You may be thinking “I don’t know anything about design, how do I deal with type in my project?” “Should I make the text on my video neon pink?” “Why is my bellybutton on backwards?” We can help you with two out of three of those questions. Let’s get started.

The font of a text controls how we see the letters on our screen. It can be a powerful feature of good design. But like any power, it can be dangerous if it falls into the wrong hands. Good type can make the difference between confusion and communication. Here are some basic tips to avoid a font fail:

1. Choosing a font

Remember when there were only a handful of fonts to choose from? Nowadays there are almost too many options. Want your text to look like it was written by a 4th grader? There’s a font for that. Want your text to look like it was eaten and spat out by a grizzly bear? There’s a font for that, too. All those possibilities can distract you from your purpose: getting your audience to read and understand your message.

Take road signs as a good example. Did you know most official highways signs are written in the official “Highway Gothic” font? It was designed to be read quickly and accurately. Imagine the chaos and confusion if road signs were written in Papyrus. Let us all take a moment of silence to give thanks for Highway Gothic.

sign

Now let’s look the Book of Kells, an illuminated manuscript from the early Middle Ages. Its text is aligned closely with its spiritual purpose. Its pages are ornate, intricate, and visually arresting. It is meant to be studied closely and slowly.

bok

Figure out where your project falls within that range. Are you I-40W or a medieval monk? Let your purpose guide your font choice.

2. Styling: Keep it simple

The following example should hurt:

KeepItSimple

Blueforest Studios is not responsible for any injuries that may occur as a result of looking at this image.

Just because you can apply five different strokes, a gradient fill, drop shadows, and ten different fonts doesn’t mean you should. If your text is meant to be read, legibility should be your number one focus. Styles should be applied with the greatest reserve and good reason.

3. Bring it together

Now that you know how your individual letters will look, you can begin deciding how they will sit on the page or screen. Make a hierarchy and apply it consistently. Decide how your headers will look compared to your paragraph text. What about links and sub-headers?

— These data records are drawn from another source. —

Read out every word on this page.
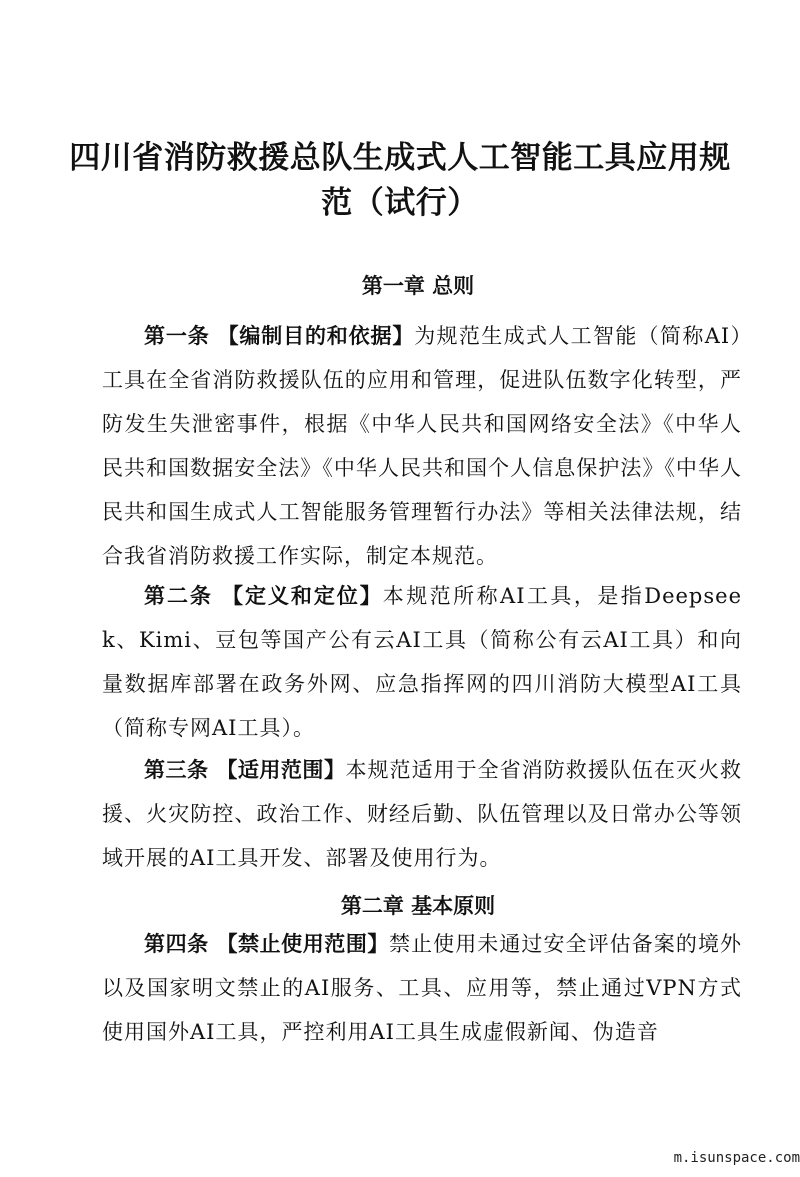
四川省消防救援总队生成式人工智能工具应用规范（试行）
第一章 总则

第一条 【编制目的和依据】为规范生成式人工智能（简称AI）工具在全省消防救援队伍的应用和管理，促进队伍数字化转型，严防发生失泄密事件，根据《中华人民共和国网络安全法》《中华人民共和国数据安全法》《中华人民共和国个人信息保护法》《中华人民共和国生成式人工智能服务管理暂行办法》等相关法律法规，结合我省消防救援工作实际，制定本规范。

第二条 【定义和定位】本规范所称AI工具，是指Deepseek、Kimi、豆包等国产公有云AI工具（简称公有云AI工具）和向量数据库部署在政务外网、应急指挥网的四川消防大模型AI工具（简称专网AI工具）。

第三条 【适用范围】本规范适用于全省消防救援队伍在灭火救援、火灾防控、政治工作、财经后勤、队伍管理以及日常办公等领域开展的AI工具开发、部署及使用行为。

第二章 基本原则

第四条 【禁止使用范围】禁止使用未通过安全评估备案的境外以及国家明文禁止的AI服务、工具、应用等，禁止通过VPN方式使用国外AI工具，严控利用AI工具生成虚假新闻、伪造音

m.isunspace.com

A great example of this comes from Pelican Books’ clean, crisply designed website.

pelicanbooksWithout thinking, we know exactly where our eye should go. Scrolling through their site is easy and intuitive.

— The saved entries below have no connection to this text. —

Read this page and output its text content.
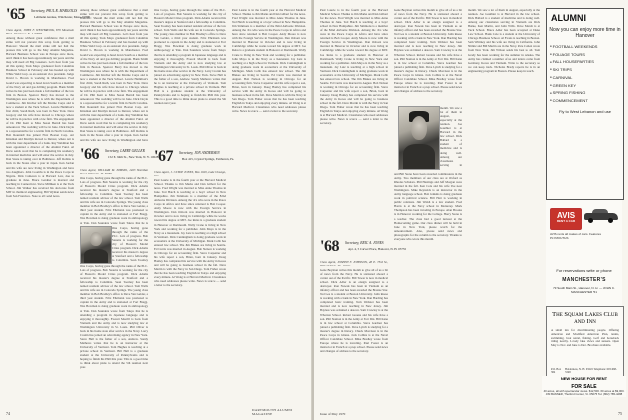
'65 Secretary, PAUL R. MARGOLIS
Lehmann Avenue, Winchester, Mass. 01890
Class Agent, JOHN F. WESTBROOK, 879 Mountain
Among those without great confidence that a mail strike will not prevent this scrap from getting to Hanover: Should the mail strike still not halt the presses this will go to the May Alumni Magazine. Harvard Business School was in Europe once more, and I think it has been approximately ten years and the map will need all Big Greeners. Let's hear from you all this spring. Tuck Mayo graduated from Columbia Business School in February and has headed up with White Weld Corp. as an assistant vice president. Judge David L. Brown is working in Manchester. Fred Gould was expecting to head down South as a member of the Navy oil and gas drilling program. Hank Smith writes he has just been made a full member of the law firm in Boston. Spencer Barry has moved to the Washington area where he is with the Department of Commerce. Jim Kircher left the Marine Corps and is now a student at the Tuck School. Lawrie Hamilton's first child, Sarah Ruth, was born in New York. Dave Gregory and his wife have moved to Chicago where he will be in practice with a law firm. The engagement of Dr. Phil Kent to Miss Susan Berndt has been announced. The wedding will be in June. Dick Doyle is a representative for a textile firm in North Carolina. Bob Roundell has joined First Boston Corp. Art Kinsman and Marilyn moved to Denver, where Art is with the trust department of a bank. Ray Waldman has been appointed a director of the Alumni Fund. Al Drew sends word that he is completing his residency in internal medicine and will enter the service in July. Dan Stone is taking over in Baltimore. Jeff Robins is back in the States after a year in Japan. Ken Jordan and his wife are now living in Washington and have two daughters. John Coombs is in the Peace Corps in Nigeria. Dick Cameron is at Harvard Law, due to graduate in June. Bruce Gardner is married and teaching in Connecticut. Steve Milliken is at the Tuck School. Jim Walker has received his doctorate from MIT in chemical engineering. Bill Wyman sends news from San Francisco. Note to all: send news.
Among those without great confidence that a mail strike will not prevent this scrap from getting to Hanover: Should the mail strike still not halt the presses this will go to the May Alumni Magazine. Harvard Business School was in Europe once more, and I think it has been approximately ten years and the map will need all Big Greeners. Let's hear from you all this spring. Tuck Mayo graduated from Columbia Business School in February and has headed up with White Weld Corp. as an assistant vice president. Judge David L. Brown is working in Manchester. Fred Gould was expecting to head down South as a member of the Navy oil and gas drilling program. Hank Smith writes he has just been made a full member of the law firm in Boston. Spencer Barry has moved to the Washington area where he is with the Department of Commerce. Jim Kircher left the Marine Corps and is now a student at the Tuck School. Lawrie Hamilton's first child, Sarah Ruth, was born in New York. Dave Gregory and his wife have moved to Chicago where he will be in practice with a law firm. The engagement of Dr. Phil Kent to Miss Susan Berndt has been announced. The wedding will be in June. Dick Doyle is a representative for a textile firm in North Carolina. Bob Roundell has joined First Boston Corp. Art Kinsman and Marilyn moved to Denver, where Art is with the trust department of a bank. Ray Waldman has been appointed a director of the Alumni Fund. Al Drew sends word that he is completing his residency in internal medicine and will enter the service in July. Dan Stone is taking over in Baltimore. Jeff Robins is back in the States after a year in Japan. Ken Jordan and his wife are now living in Washington and have
'66 Secretary, LARRY GELLER
152 E. 94th St., New York, N. Y. 10028
Class Agent, WILLIAM M. NIMMO, 1403 Sheridan
One Corps, having gone through the ranks of the PLC. Lots of progress. Bob Stearns is working for the city of Boston's Model Cities program. Dick Adams received his master's degree at Stanford and a fellowship to Columbia. Sean Toomey has been named resident advisor of the law school. Tom Wells and his wife are in Colorado Springs. The young class member in Bob Bradley's office is Dave Van Gelder, a third year student. Fritz Ehrmann was promoted to captain in the Army and is stationed at Fort Bragg. Wes Bowman is doing graduate work in anthropology at Yale. Dan Saunders wrote from Tokyo that he is
One Corps, having gone through the ranks of the PLC. Lots of progress. Bob Stearns is working for the city of Boston's Model Cities program. Dick Adams received his master's degree at Stanford and a fellowship to Columbia. Sean Toomey
One Corps, having gone through the ranks of the PLC. Lots of progress. Bob Stearns is working for the city of Boston's Model Cities program. Dick Adams received his master's degree at Stanford and a fellowship to Columbia. Sean Toomey has been named resident advisor of the law school. Tom Wells and his wife are in Colorado Springs. The young class member in Bob Bradley's office is Dave Van Gelder, a third year student. Fritz Ehrmann was promoted to captain in the Army and is stationed at Fort Bragg. Wes Bowman is doing graduate work in anthropology at Yale. Dan Saunders wrote from Tokyo that he is attending a program in Japanese language and is enjoying it thoroughly. Everett Morrill is back from Vietnam and the Army and is now studying law at Washington University in St. Louis. Phil Oliver is back in his home state after service in the Navy. Larry Cronin has joined an advertising agency in New York. Steve Hall is the father of a son, Andrew. Sandy Mathews writes that he is an instructor at the University of Vermont. Tom Hughes is teaching at a private school in Vermont. Bill Hall is a graduate student at the University of Pennsylvania and is hoping to finish his PhD this year. This is a good time to think about plans to attend the 5th reunion next year.
One Corps, having gone through the ranks of the PLC. Lots of progress. Bob Stearns is working for the city of Boston's Model Cities program. Dick Adams received his master's degree at Stanford and a fellowship to Columbia. Sean Toomey has been named resident advisor of the law school. Tom Wells and his wife are in Colorado Springs. The young class member in Bob Bradley's office is Dave Van Gelder, a third year student. Fritz Ehrmann was promoted to captain in the Army and is stationed at Fort Bragg. Wes Bowman is doing graduate work in anthropology at Yale. Dan Saunders wrote from Tokyo that he is attending a program in Japanese language and is enjoying it thoroughly. Everett Morrill is back from Vietnam and the Army and is now studying law at Washington University in St. Louis. Phil Oliver is back in his home state after service in the Navy. Larry Cronin has joined an advertising agency in New York. Steve Hall is the father of a son, Andrew. Sandy Mathews writes that he is an instructor at the University of Vermont. Tom Hughes is teaching at a private school in Vermont. Bill Hall is a graduate student at the University of Pennsylvania and is hoping to finish his PhD this year. This is a good time to think about plans to attend the 5th reunion next year.
'67 Secretary, JON ANDERSEN
Box 415, Crystal Springs, Fairhaven, Pa.
Class Agent, J. CLYDE JONES, Box 1029, Lake Oswego,
Paul Laurie is in the fourth year at the Harvard Medical School. Thanks to Jim Marks and Dan Gilbert for the news. Fred Wright was married to Miss Anne Thomas in June. Ted Hatch is teaching at a boys' school in New Hampshire. Jim Simmons is a member of the 82nd Airborne Division. Among the 'A's who were in the Peace Corps in Africa and have since returned is Bob Cooper. Andy Moore is now with the Foreign Service in Washington. Dan Osborn was married in Hanover in October and is now living in Cambridge while he works toward his degree at MIT. Joe Reiss is a graduate student in Hanover at Dartmouth. Wally Crane is living in New York and working for a publisher. John Mayo is in the Navy as a lieutenant. Jay Lutz is teaching at a high school in Vermont. Dick Cunningham is doing graduate work in economics at the University of Michigan. Mark Cobb has entered law school. The Jim Blakes are living in Seattle. Ed Curtis was married in August. Bob Nelson is working in Chicago for an accounting firm. Steve Carpenter and his wife report a son, Brian, born in January. Doug Hanley has completed his service with the Army in Korea and will be going to business school in the fall. Dave Martin is with the Navy in San Diego. Tom Fisher wrote that he has been teaching English in Tokyo and enjoying every minute. Al Wong is at Harvard Medical. Classmates who need addresses please write. News is scarce — send a letter to the secretary.
Paul Laurie is in the fourth year at the Harvard Medical School. Thanks to Jim Marks and Dan Gilbert for the news. Fred Wright was married to Miss Anne Thomas in June. Ted Hatch is teaching at a boys' school in New Hampshire. Jim Simmons is a member of the 82nd Airborne Division. Among the 'A's who were in the Peace Corps in Africa and have since returned is Bob Cooper. Andy Moore is now with the Foreign Service in Washington. Dan Osborn was married in Hanover in October and is now living in Cambridge while he works toward his degree at MIT. Joe Reiss is a graduate student in Hanover at Dartmouth. Wally Crane is living in New York and working for a publisher. John Mayo is in the Navy as a lieutenant. Jay Lutz is teaching at a high school in Vermont. Dick Cunningham is doing graduate work in economics at the University of Michigan. Mark Cobb has entered law school. The Jim Blakes are living in Seattle. Ed Curtis was married in August. Bob Nelson is working in Chicago for an accounting firm. Steve Carpenter and his wife report a son, Brian, born in January. Doug Hanley has completed his service with the Army in Korea and will be going to business school in the fall. Dave Martin is with the Navy in San Diego. Tom Fisher wrote that he has been teaching English in Tokyo and enjoying every minute. Al Wong is at Harvard Medical. Classmates who need addresses please write. News is scarce — send a letter to the secretary.
74
DARTMOUTH ALUMNI MAGAZINE
Paul Laurie is in the fourth year at the Harvard Medical School. Thanks to Jim Marks and Dan Gilbert for the news. Fred Wright was married to Miss Anne Thomas in June. Ted Hatch is teaching at a boys' school in New Hampshire. Jim Simmons is a member of the 82nd Airborne Division. Among the 'A's who were in the Peace Corps in Africa and have since returned is Bob Cooper. Andy Moore is now with the Foreign Service in Washington. Dan Osborn was married in Hanover in October and is now living in Cambridge while he works toward his degree at MIT. Joe Reiss is a graduate student in Hanover at Dartmouth. Wally Crane is living in New York and working for a publisher. John Mayo is in the Navy as a lieutenant. Jay Lutz is teaching at a high school in Vermont. Dick Cunningham is doing graduate work in economics at the University of Michigan. Mark Cobb has entered law school. The Jim Blakes are living in Seattle. Ed Curtis was married in August. Bob Nelson is working in Chicago for an accounting firm. Steve Carpenter and his wife report a son, Brian, born in January. Doug Hanley has completed his service with the Army in Korea and will be going to business school in the fall. Dave Martin is with the Navy in San Diego. Tom Fisher wrote that he has been teaching English in Tokyo and enjoying every minute. Al Wong is at Harvard Medical. Classmates who need addresses please write. News is scarce — send a letter to the secretary.
'68 Secretary, ERIC A. JONES
Apt. 4, 5 Carver Place, Hanover, N. H. 03755
Class Agent, JOSEPH F. JOHNSON, 48 E. 73rd St.,
Gene Boynton writes this month to give all of us a bit of news from the Navy. He is stationed aboard a carrier out of the Pacific. Bill Tower is now in medical school. Dick Adler is an ensign assigned to a destroyer. Ron Nowak has been in Vietnam as an infantry officer and has been awarded the Bronze Star. Ted Lee is a student at Boston University. John Reese is working with a bank in New York. Dan Harding has completed basic training. Tom Webster has been married and is now teaching in New Jersey. Jim Bayless was ordained a deacon. Sam Crowley is at the Wharton School. Robert Greene and his wife have a son. Phil Stanton is in the Army at Fort Dix. Bill Kane is in law school at Columbia. Steve Gardner has joined a publishing firm. Dave Lynch is studying for a master's degree in history. Chuck Morrison is in the Peace Corps in Ghana. Jack Collins is at the Naval Officer Candidate School. Mike Bradley wrote from Europe where he is traveling. Paul Foster is an instructor in French at a prep school. Please send news and changes of address to the secretary.
Gene Boynton writes this month to give all of us a bit of news from the Navy. He is stationed aboard a carrier out of the Pacific. Bill Tower is now in medical school. Dick Adler is an ensign assigned to a destroyer. Ron Nowak has been in Vietnam as an infantry officer and has been awarded the Bronze Star. Ted Lee is a student at Boston University. John Reese is working with a bank in New York. Dan Harding has completed basic training. Tom Webster has been married and is now teaching in New Jersey. Jim Bayless was ordained a deacon. Sam Crowley is at the Wharton School. Robert Greene and his wife have a son. Phil Stanton is in the Army at Fort Dix. Bill Kane is in law school at Columbia. Steve Gardner has joined a publishing firm. Dave Lynch is studying for a master's degree in history. Chuck Morrison is in the Peace Corps in Ghana. Jack Collins is at the Naval Officer Candidate School. Mike Bradley wrote from Europe where he is traveling. Paul Foster is an instructor in French at a prep school. Please send news and changes of address to the secretary.
month. We saw a lot of them in August, especially at the reunion. Joe Gauthier is at Harvard in the law school. Dick Ballard is a student of medicine and is doing well. Among our classmates serving in
and Bill Stone have been awarded commissions in the Army. Two members of our class are at Oxford as Rhodes Scholars. Phil Hastings and Jeff Morgan were married in the fall. Ken Cole and his wife live near Washington. Mike Reynolds is an instructor in the Army language school. Bob Jenkins is doing graduate work in political science. Bill Hart is working in public relations. Jim Walsh is a law student. Fred Harris is at the Navy school in Monterey. Mark Thompson has been traveling in Europe. Alan Brooks is in Hanover working for the College. Harry Stone is a teacher. The class had a good turnout at the Homecoming game. Our class dinner will be held in June in New York, please watch for the announcement. Also, please send news and photographs for the column to the secretary. Thanks to everyone who wrote this month.
month. We saw a lot of them in August, especially at the reunion. Joe Gauthier is at Harvard in the law school. Dick Ballard is a student of medicine and is doing well. Among our classmates serving in Vietnam are Rick Burke, Ken Martin, and John Wills. Dave Marsh is at Tuck School. Bruce Adler has been accepted at Duke Law School. Hank Cole is a student at the University of Chicago Business School. Al Evans is teaching in Boston. Sam Whitney and his wife are living in California. John Nimitz and Bill Martin are in the Navy. Pete Cohen wrote from New York. Jim Wilson sends his best to all. Tom Grady has been working for the summer in Alaska. The Army has claimed a number of us and letters come from Germany, Korea and Vietnam. Write to the secretary so we can keep track. Nicholas Brady reports he is in an engineering program in Boston. Please keep in touch.
ALUMNI
Now you can enjoy more time in Hanover
● FOOTBALL WEEKENDS
● FOLIAGE TOURS
● FALL HOUSEPARTIES
● SKI TRIPS
● CARNIVAL
● GREEN KEY
● SPRING FISHING
● COMMENCEMENT
Fly to West Lebanon and use
AVIS
RENT A CAR
AVIS rents all makes of cars. Features PLYMOUTHS
For reservations write or phone
MANCHESTER'S
73 South Main St., Hanover, N. H. — JOHN C. MANCHESTER '51
The Squam Lakes Club and Inn
A small inn for discriminating people. Offering American and Modified American Plan, tennis, swimming, boat rental, fishing. Golf and horseback riding nearby. Lovely lake views and sunsets. Open May to Nov. and June to Dec. Brochure available.
P.O. Box 384
Holderness, N. H. 03245 Telephone: 603-968-3348
NEW HOUSE FOR RENT
FOR SALE
40 acres, all with spectacular views. $12,500. 60 acres at $9,000. JIM BANNER, Thetford Center, Vt. 05075 Tel. (802) 785-4288
Issue of May 1970	75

4. Observe fonts in their natural habitat

Type is everywhere. Pay attention to what works and what doesn’t.

Take Budweiser’s 2015 Super Bowl commercial. It features a bold sans serif centered in the frame. There’s no voice over, so they need the words to do the talking.

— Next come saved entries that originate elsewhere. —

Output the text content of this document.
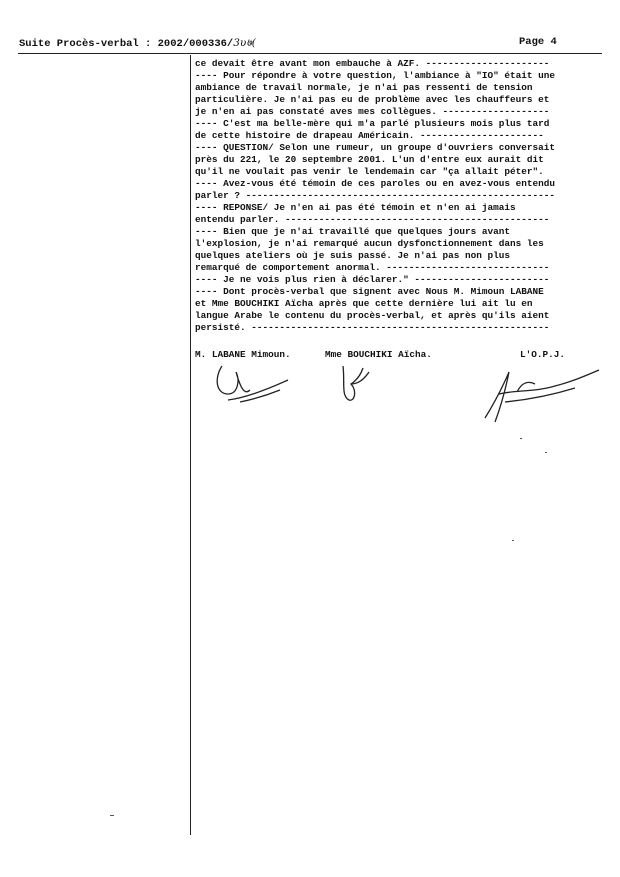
Suite Procès-verbal : 2002/000336/3υ७(	Page 4
ce devait être avant mon embauche à AZF. ----------------------
---- Pour répondre à votre question, l'ambiance à "IO" était une
ambiance de travail normale, je n'ai pas ressenti de tension
particulière. Je n'ai pas eu de problème avec les chauffeurs et
je n'en ai pas constaté aves mes collègues. -------------------
---- C'est ma belle-mère qui m'a parlé plusieurs mois plus tard
de cette histoire de drapeau Américain. ----------------------
---- QUESTION/ Selon une rumeur, un groupe d'ouvriers conversait
près du 221, le 20 septembre 2001. L'un d'entre eux aurait dit
qu'il ne voulait pas venir le lendemain car "ça allait péter".
---- Avez-vous été témoin de ces paroles ou en avez-vous entendu
parler ? -------------------------------------------------------
---- REPONSE/ Je n'en ai pas été témoin et n'en ai jamais
entendu parler. -----------------------------------------------
---- Bien que je n'ai travaillé que quelques jours avant
l'explosion, je n'ai remarqué aucun dysfonctionnement dans les
quelques ateliers où je suis passé. Je n'ai pas non plus
remarqué de comportement anormal. -----------------------------
---- Je ne vois plus rien à déclarer." ------------------------
---- Dont procès-verbal que signent avec Nous M. Mimoun LABANE
et Mme BOUCHIKI Aïcha après que cette dernière lui ait lu en
langue Arabe le contenu du procès-verbal, et après qu'ils aient
persisté. -----------------------------------------------------

M. LABANE Mimoun.

	Mme BOUCHIKI Aïcha.

	L'O.P.J.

Screen Shot 2015-03-25 at 9.07.52 AM

5. Go forth and font

Here are some resources to get you started:

Font Squirrel – Great collection of free, professional fonts.
Dafont – A glut of everything from basic to illegible.
Art of the Title – Online collection of movie title typography. A good starting point for references and ideas.
The Design Blog – The best way to develop your design intuition is to absorb good design. The Design Blog is a perfect way to marinate in the latest and best.